Projekt prawa przewiduje karę do dwóch lat więzienia i 1 mln euro grzywny dla wszystkich, którzy w jakiejkolwiek formie organizują lub reklamują macierzyństwo zastępcze również poza granicami Włoch. W wypadku dzieci urodzonych zagranicą włoskie władze konsularne i urzędy stanu cywilnego będą zobowiązane dowiedzieć się, czy dziecko nie urodziło się w wyniku surogacji.
Senator Campione, która przedstawi w senacie projekt ustawy, podkreśla że będzie ona chronić kobiety, które nie mogą być maszynami do reprodukcji, a także prawa najmłodszych do ich tożsamości i wiedzy, czyimi są dziećmi.
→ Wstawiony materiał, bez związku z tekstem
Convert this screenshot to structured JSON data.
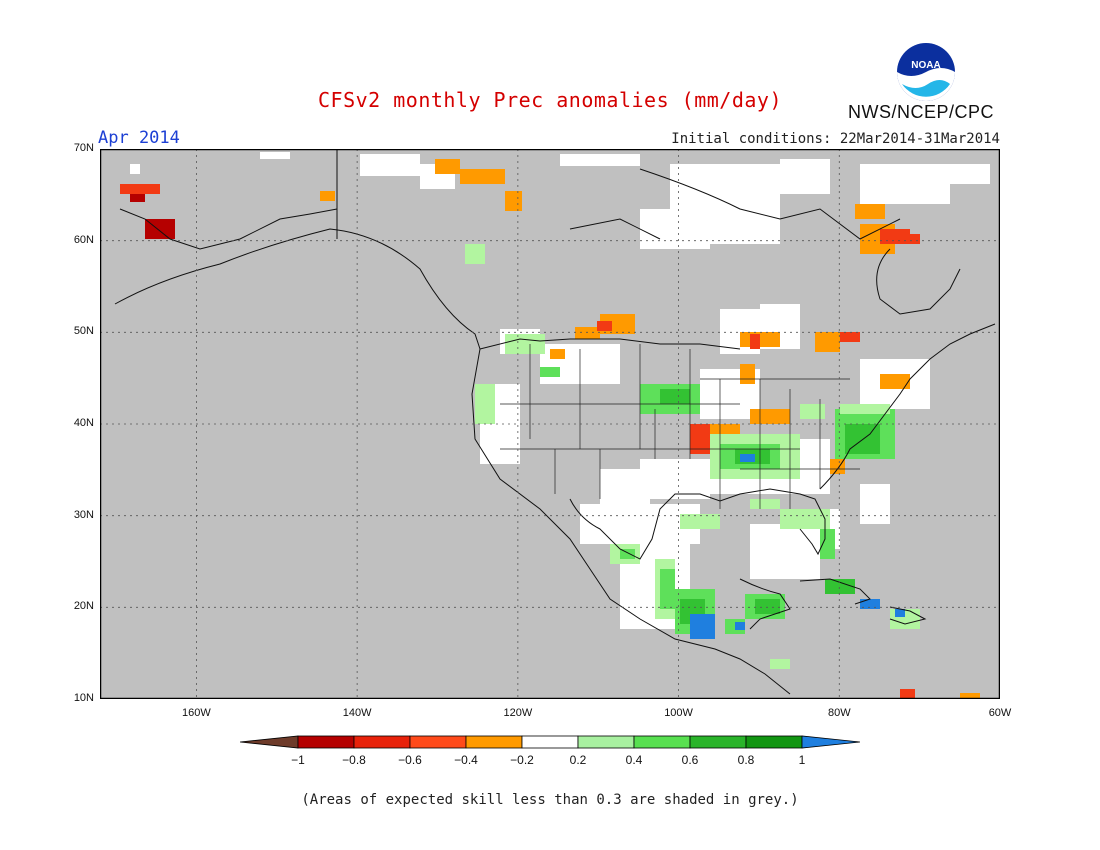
{
  "header": {
    "title": "CFSv2 monthly Prec anomalies (mm/day)",
    "month": "Apr 2014",
    "initial_conditions": "Initial conditions: 22Mar2014-31Mar2014",
    "agency": "NWS/NCEP/CPC",
    "logo_text": "NOAA"
  },
  "map": {
    "lon_range": [
      -172,
      -60
    ],
    "lat_range": [
      10,
      70
    ],
    "lat_labels": [
      "70N",
      "60N",
      "50N",
      "40N",
      "30N",
      "20N",
      "10N"
    ],
    "lon_labels": [
      "160W",
      "140W",
      "120W",
      "100W",
      "80W",
      "60W"
    ],
    "colors": {
      "low_skill": "#c0c0c0",
      "neutral": "#ffffff",
      "neg_1": "#6e3b2a",
      "neg_08": "#b50000",
      "neg_06": "#f23a14",
      "neg_04": "#ff5a1e",
      "neg_02": "#ff9a00",
      "pos_02": "#b2f5a0",
      "pos_04": "#5ee05a",
      "pos_06": "#33c233",
      "pos_08": "#189818",
      "pos_1": "#1f7fdf"
    }
  },
  "legend": {
    "ticks": [
      "−1",
      "−0.8",
      "−0.6",
      "−0.4",
      "−0.2",
      "0.2",
      "0.4",
      "0.6",
      "0.8",
      "1"
    ],
    "colors": [
      "#6e3b2a",
      "#b50000",
      "#e8220a",
      "#ff4a1a",
      "#ff9a00",
      "#ffffff",
      "#a8f0a0",
      "#58e050",
      "#2ab42a",
      "#129612",
      "#1f7fdf"
    ]
  },
  "footnote": "(Areas of expected skill less than 0.3 are shaded in grey.)"
}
Zauważa, że po przyjęciu tej ustawy Włoch będą pierwszym na świecie krajem, który przyjmie powszechny zakaz macierzyństwa zastępczego. Zdaniem Jacopa Coghe rzecznika Organizacji na rzecz Życia i Rodziny (Pro Vita & Famiglia) włoski precedens może otworzyć drogę do wprowadzenia międzynarodowego moratorium na praktykę macierzyństwa zastępczego.
Projekt ustawy posiada silne poparcie rządowej większości. „Szanujemy poglądy wszystkich, ale naszym zdaniem prawem dziecka jest posiadanie rodziny, która składa się z ojca i matki. Jest to wartość, która należy do naszej historii i naszej tożsamości politycznej. Poczęcie dzieci tak, jakby były produktami do kupienia, jest czystym szaleństwem” – oświadczył senator Antonio De Poli przewodniczący Unii Centrum.